Модератор объявил следующего участника заседания:
– Профессор Роберт Пейн, университет города Оксфорда, – прочел по отпечатанной программке. – Тема доклада: «Германия и Россия: зеркала со-бытия».
Зажимая подмышкой кожаную папочку, англичанин поднялся на кафедру. Клетчатый пиджак с заплатами на локтях – «Империалист, а небогатый, видно. До дыр донашивает» – висел на тощем туловище, как на вешалке.

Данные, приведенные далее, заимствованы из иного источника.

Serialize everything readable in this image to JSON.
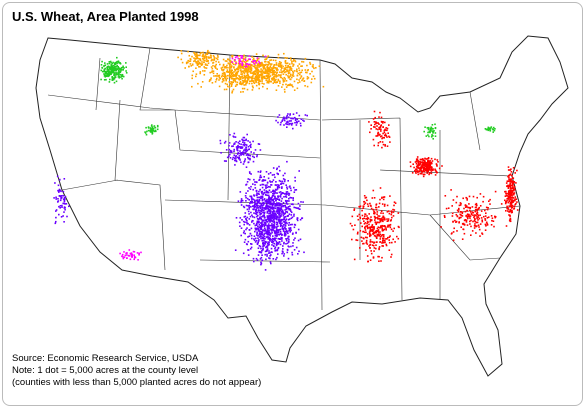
{
  "title": "U.S. Wheat, Area Planted 1998",
  "notes": [
    "Source: Economic Research Service, USDA",
    "Note: 1 dot = 5,000 acres at the county level",
    "(counties with less than 5,000 planted acres do not appear)"
  ]
}
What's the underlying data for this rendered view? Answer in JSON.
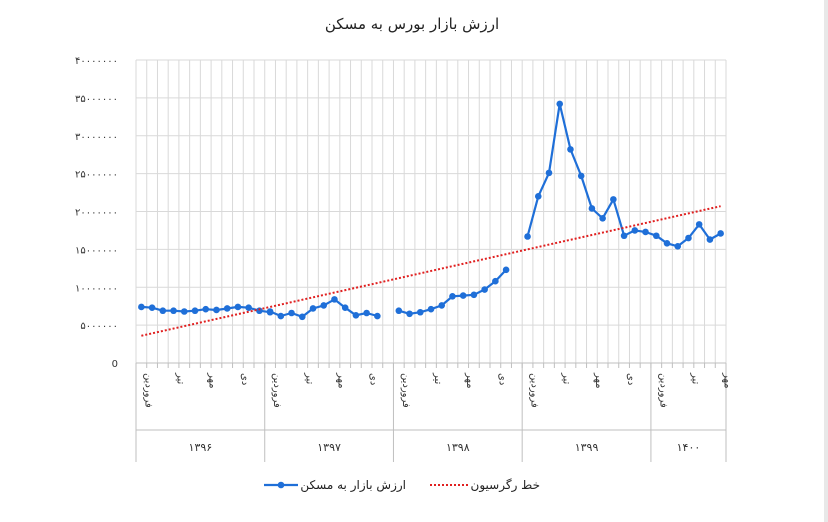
{
  "chart_data": {
    "type": "line",
    "title": "ارزش بازار بورس به مسکن",
    "ylim": [
      0,
      40000000
    ],
    "y_ticks": [
      "0",
      "5000000",
      "10000000",
      "15000000",
      "20000000",
      "25000000",
      "30000000",
      "35000000",
      "40000000"
    ],
    "y_tick_labels": [
      "0",
      "۵۰۰۰۰۰۰",
      "۱۰۰۰۰۰۰۰",
      "۱۵۰۰۰۰۰۰",
      "۲۰۰۰۰۰۰۰",
      "۲۵۰۰۰۰۰۰",
      "۳۰۰۰۰۰۰۰",
      "۳۵۰۰۰۰۰۰",
      "۴۰۰۰۰۰۰۰"
    ],
    "years": [
      "۱۳۹۶",
      "۱۳۹۷",
      "۱۳۹۸",
      "۱۳۹۹",
      "۱۴۰۰"
    ],
    "months_per_year": [
      12,
      12,
      12,
      12,
      7
    ],
    "month_tick_labels": [
      {
        "year_index": 0,
        "month_index": 0,
        "label": "فروردین"
      },
      {
        "year_index": 0,
        "month_index": 3,
        "label": "تیر"
      },
      {
        "year_index": 0,
        "month_index": 6,
        "label": "مهر"
      },
      {
        "year_index": 0,
        "month_index": 9,
        "label": "دی"
      },
      {
        "year_index": 1,
        "month_index": 0,
        "label": "فروردین"
      },
      {
        "year_index": 1,
        "month_index": 3,
        "label": "تیر"
      },
      {
        "year_index": 1,
        "month_index": 6,
        "label": "مهر"
      },
      {
        "year_index": 1,
        "month_index": 9,
        "label": "دی"
      },
      {
        "year_index": 2,
        "month_index": 0,
        "label": "فروردین"
      },
      {
        "year_index": 2,
        "month_index": 3,
        "label": "تیر"
      },
      {
        "year_index": 2,
        "month_index": 6,
        "label": "مهر"
      },
      {
        "year_index": 2,
        "month_index": 9,
        "label": "دی"
      },
      {
        "year_index": 3,
        "month_index": 0,
        "label": "فروردین"
      },
      {
        "year_index": 3,
        "month_index": 3,
        "label": "تیر"
      },
      {
        "year_index": 3,
        "month_index": 6,
        "label": "مهر"
      },
      {
        "year_index": 3,
        "month_index": 9,
        "label": "دی"
      },
      {
        "year_index": 4,
        "month_index": 0,
        "label": "فروردین"
      },
      {
        "year_index": 4,
        "month_index": 3,
        "label": "تیر"
      },
      {
        "year_index": 4,
        "month_index": 6,
        "label": "مهر"
      }
    ],
    "series": [
      {
        "name": "ارزش بازار به مسکن",
        "color": "#1f6fd8",
        "marker": "circle",
        "segments": [
          [
            7400000,
            7300000,
            6900000,
            6900000,
            6800000,
            6900000,
            7100000,
            7000000,
            7200000,
            7400000,
            7300000,
            6900000,
            6700000
          ],
          [
            6800000,
            6200000,
            6600000,
            6100000,
            7200000,
            7600000,
            8400000,
            7300000,
            6300000,
            6600000,
            6200000
          ],
          [
            6900000,
            6500000,
            6700000,
            7100000,
            7600000,
            8800000,
            8900000,
            9000000,
            9700000,
            10800000,
            12300000
          ],
          [
            16700000,
            22000000,
            25100000,
            34200000,
            28200000,
            24700000,
            20400000,
            19100000,
            21600000,
            16800000,
            17500000,
            17300000,
            16800000,
            15800000,
            15400000,
            16500000,
            18300000,
            16300000,
            17100000
          ]
        ]
      },
      {
        "name": "خط رگرسیون",
        "color": "#e02020",
        "style": "dotted",
        "start": 3600000,
        "end": 20700000
      }
    ],
    "grid": true,
    "legend": "bottom"
  }
}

– Фридрих Ницше однажды обмолвился: «Я променял бы все счастье Запада на русский лад быть печальным», – будто иллюстрируя несбывшуюся мечту немецкого философа, профессор Пейн улыбнулся грустно. – Но теперь я хочу говорить об исторической памяти. Точнее, о взаимном притяжении. Немцев манила пропасть русского «хаоса», который они постигали, читая Федора Достоевского. На этот метафизический вызов Германия ответила в конце девятнадцатого века: трактат Ницше «Так говорил Заратустра» стал настольной книгой русской интеллигенции…

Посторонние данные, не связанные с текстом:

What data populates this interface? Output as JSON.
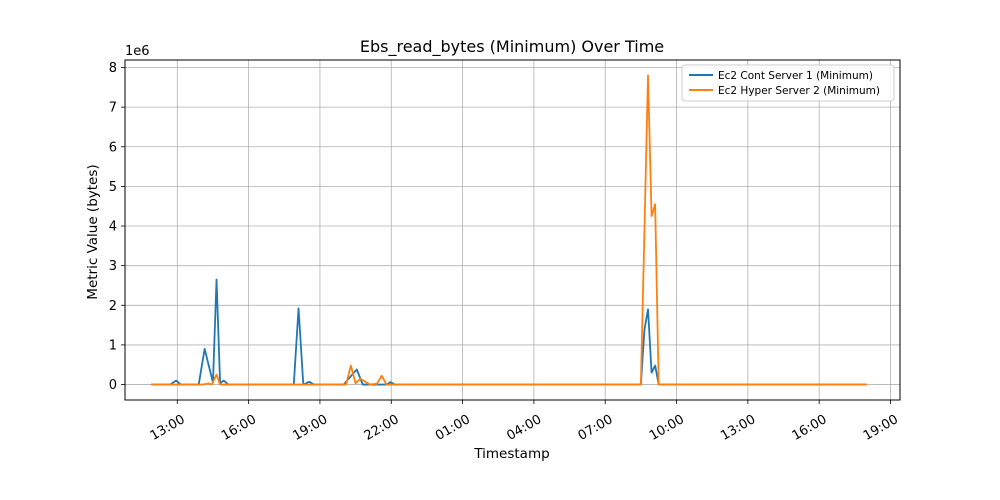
{
  "chart_data": {
    "type": "line",
    "title": "Ebs_read_bytes (Minimum) Over Time",
    "xlabel": "Timestamp",
    "ylabel": "Metric Value (bytes)",
    "y_multiplier_label": "1e6",
    "y_scale": 1000000,
    "ylim": [
      -0.39,
      8.19
    ],
    "yticks": [
      0,
      1,
      2,
      3,
      4,
      5,
      6,
      7,
      8
    ],
    "xlim_hours": [
      10.8,
      43.4
    ],
    "xticks": [
      {
        "hour": 13,
        "label": "13:00"
      },
      {
        "hour": 16,
        "label": "16:00"
      },
      {
        "hour": 19,
        "label": "19:00"
      },
      {
        "hour": 22,
        "label": "22:00"
      },
      {
        "hour": 25,
        "label": "01:00"
      },
      {
        "hour": 28,
        "label": "04:00"
      },
      {
        "hour": 31,
        "label": "07:00"
      },
      {
        "hour": 34,
        "label": "10:00"
      },
      {
        "hour": 37,
        "label": "13:00"
      },
      {
        "hour": 40,
        "label": "16:00"
      },
      {
        "hour": 43,
        "label": "19:00"
      }
    ],
    "grid": true,
    "legend_position": "top-right",
    "series": [
      {
        "name": "Ec2 Cont Server 1 (Minimum)",
        "color": "#1f77b4",
        "points": [
          [
            11.9,
            0
          ],
          [
            12.7,
            0
          ],
          [
            12.95,
            0.1
          ],
          [
            13.15,
            0
          ],
          [
            13.9,
            0
          ],
          [
            14.15,
            0.9
          ],
          [
            14.5,
            0.05
          ],
          [
            14.65,
            2.65
          ],
          [
            14.8,
            0.03
          ],
          [
            14.95,
            0.1
          ],
          [
            15.15,
            0
          ],
          [
            17.9,
            0
          ],
          [
            18.1,
            1.92
          ],
          [
            18.3,
            0
          ],
          [
            18.55,
            0.07
          ],
          [
            18.75,
            0
          ],
          [
            20.0,
            0
          ],
          [
            20.4,
            0.28
          ],
          [
            20.55,
            0.38
          ],
          [
            20.8,
            0
          ],
          [
            21.8,
            0
          ],
          [
            21.97,
            0.06
          ],
          [
            22.15,
            0
          ],
          [
            32.5,
            0
          ],
          [
            32.65,
            1.38
          ],
          [
            32.8,
            1.9
          ],
          [
            32.95,
            0.3
          ],
          [
            33.1,
            0.48
          ],
          [
            33.25,
            0
          ],
          [
            42.0,
            0
          ]
        ]
      },
      {
        "name": "Ec2 Hyper Server 2 (Minimum)",
        "color": "#ff7f0e",
        "points": [
          [
            11.9,
            0
          ],
          [
            14.1,
            0
          ],
          [
            14.3,
            0.03
          ],
          [
            14.45,
            0
          ],
          [
            14.65,
            0.25
          ],
          [
            14.8,
            0
          ],
          [
            20.1,
            0
          ],
          [
            20.3,
            0.48
          ],
          [
            20.5,
            0.03
          ],
          [
            20.7,
            0.15
          ],
          [
            21.1,
            0
          ],
          [
            21.4,
            0.02
          ],
          [
            21.6,
            0.22
          ],
          [
            21.8,
            0
          ],
          [
            32.5,
            0
          ],
          [
            32.8,
            7.8
          ],
          [
            32.95,
            4.25
          ],
          [
            33.1,
            4.55
          ],
          [
            33.25,
            0
          ],
          [
            42.0,
            0
          ]
        ]
      }
    ]
  }
}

Слушая вводную часть доклада, он все еще надеялся, что англичанин наберется мужества и возразит по существу, но тот гнул свое.
«Ишь, виляет. Уважающий себя историк обязан высказаться открыто и определенно». Снаружи, на продолжении подоконника, на котором лежала его новая папка, пристроились два голубя – толстые, с раздутыми зобами. Их жирное курлыканье он слышал сквозь двойное стекло.
– Но и позже, в середине двадцатых, Германия устами Томаса Манна артикулирует свое тайное, сладостное, необоримое влечение к России…
«Мало ему Ницше, Мана какого-то приплел. И что, спрашивается, за Ман, небось тоже фашист», – он думал, косясь на голубей. Тот, что покрупнее, запрокинул голову, другой, вытягиваясь и даже привставая на цыпочки, курлыкал и тыкался, пытаясь проникнуть ему в клюв, надо полагать, искал съестного, – хотя кто их знает, как там устроено у птиц?
– …Русская женщина Клавдия Шоша, мучительная любовь Ганса, обыкновенного немецкого мальчика, грохает застекленной дверью, входя в общую европейскую столовую. И тем самым попирает уважительные и уютные законы европейской цивилизованности. Однако Ганс готов ей это простить – за широковатые восточные скулы и, – профессор шевельнул пальцами, будто открывая раскосые кавычки, – чуть-чуть «киргизские» глаза….
«И ничего не киргизские», – он почувствовал красноватый жар, словно за щеками набухала горячая каша.